The unit's sole purpose is to accelerate SSL operations. There was nothing to configure and no certificates or keys to be exchanged. All security considerations are left to the server and its environment. The associated documentation is a simple booklet covering physical and software installation.
The card produced some reasonable performance figures, although these will have been influenced by the server's own performance. The server was still handling the session set up and termination processing, key exchanges and protocol suite negotiations, but offloading the encryption and decryption processing to the Modex card.
The card's performance figures indicate that it would be suitable for most applications. Because there is no tamper-resistant casing of any kind, it would not be suitable for situations where high physical security is required, since it would be possible for unauthorized modifications to be made to the card with no indication the tampering had occurred. However, if the server is in a secure environment with adequate physical security, this is less of a concern.
While there are obvious advantages to the separate SSL devices that can operate with multiple servers, internal cards can still play an important role.
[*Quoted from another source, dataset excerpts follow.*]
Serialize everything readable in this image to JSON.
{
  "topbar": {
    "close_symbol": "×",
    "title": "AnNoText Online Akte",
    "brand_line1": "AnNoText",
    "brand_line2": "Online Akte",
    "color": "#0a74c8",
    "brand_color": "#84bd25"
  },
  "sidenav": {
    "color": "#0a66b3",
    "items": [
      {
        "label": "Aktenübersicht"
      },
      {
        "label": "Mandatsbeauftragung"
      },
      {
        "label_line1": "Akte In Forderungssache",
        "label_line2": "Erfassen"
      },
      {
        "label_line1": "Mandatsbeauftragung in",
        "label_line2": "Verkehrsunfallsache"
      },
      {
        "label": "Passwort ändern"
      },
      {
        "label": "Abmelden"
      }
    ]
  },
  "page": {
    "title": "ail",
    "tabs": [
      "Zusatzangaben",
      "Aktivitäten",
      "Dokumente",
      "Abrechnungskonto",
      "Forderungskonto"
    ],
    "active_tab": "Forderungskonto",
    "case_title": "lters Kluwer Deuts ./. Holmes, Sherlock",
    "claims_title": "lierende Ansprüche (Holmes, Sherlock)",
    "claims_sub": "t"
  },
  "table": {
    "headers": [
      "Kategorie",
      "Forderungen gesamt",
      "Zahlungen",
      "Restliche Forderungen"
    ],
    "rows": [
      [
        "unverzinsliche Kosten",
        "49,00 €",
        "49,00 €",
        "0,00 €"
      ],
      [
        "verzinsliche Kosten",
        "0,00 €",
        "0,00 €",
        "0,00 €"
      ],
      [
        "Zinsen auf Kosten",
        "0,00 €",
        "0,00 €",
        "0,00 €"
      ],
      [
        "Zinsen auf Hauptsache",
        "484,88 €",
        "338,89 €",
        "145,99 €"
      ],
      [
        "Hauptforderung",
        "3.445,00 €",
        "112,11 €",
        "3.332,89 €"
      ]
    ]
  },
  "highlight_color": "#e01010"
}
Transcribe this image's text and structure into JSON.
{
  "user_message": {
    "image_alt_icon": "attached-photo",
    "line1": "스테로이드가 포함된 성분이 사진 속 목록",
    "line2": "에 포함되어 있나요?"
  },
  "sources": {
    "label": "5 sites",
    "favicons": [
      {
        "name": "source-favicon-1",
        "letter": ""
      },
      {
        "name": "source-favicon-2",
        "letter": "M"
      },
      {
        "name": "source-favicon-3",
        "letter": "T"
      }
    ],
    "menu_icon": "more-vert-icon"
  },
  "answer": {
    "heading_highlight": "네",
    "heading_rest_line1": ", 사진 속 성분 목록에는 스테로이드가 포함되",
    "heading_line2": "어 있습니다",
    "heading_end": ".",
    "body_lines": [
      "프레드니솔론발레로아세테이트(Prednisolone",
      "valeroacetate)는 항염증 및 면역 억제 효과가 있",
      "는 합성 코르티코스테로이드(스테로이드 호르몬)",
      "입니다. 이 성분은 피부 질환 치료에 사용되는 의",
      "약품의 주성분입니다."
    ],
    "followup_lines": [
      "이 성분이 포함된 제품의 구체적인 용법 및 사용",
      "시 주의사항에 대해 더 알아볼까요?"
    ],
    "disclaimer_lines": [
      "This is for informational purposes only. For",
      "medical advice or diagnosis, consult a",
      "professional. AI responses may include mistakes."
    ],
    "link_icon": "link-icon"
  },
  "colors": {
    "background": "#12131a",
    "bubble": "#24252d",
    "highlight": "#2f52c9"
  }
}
Some site configurations would get better performance by using a load-balancing device in front of a server farm with a card in each server. In cases where there are one or two servers catering for a low volume of users, such as a company intranet, then internal cards are the obvious options.
The card could also be used in conjunction with other freestanding SSL accelerators where the connection between back-end server and the device also uses https. In such cases, the performance improvement between server and device helps to improve the performance at both ends, whereas an unaccelerated back-end server tends to reduce overall performance.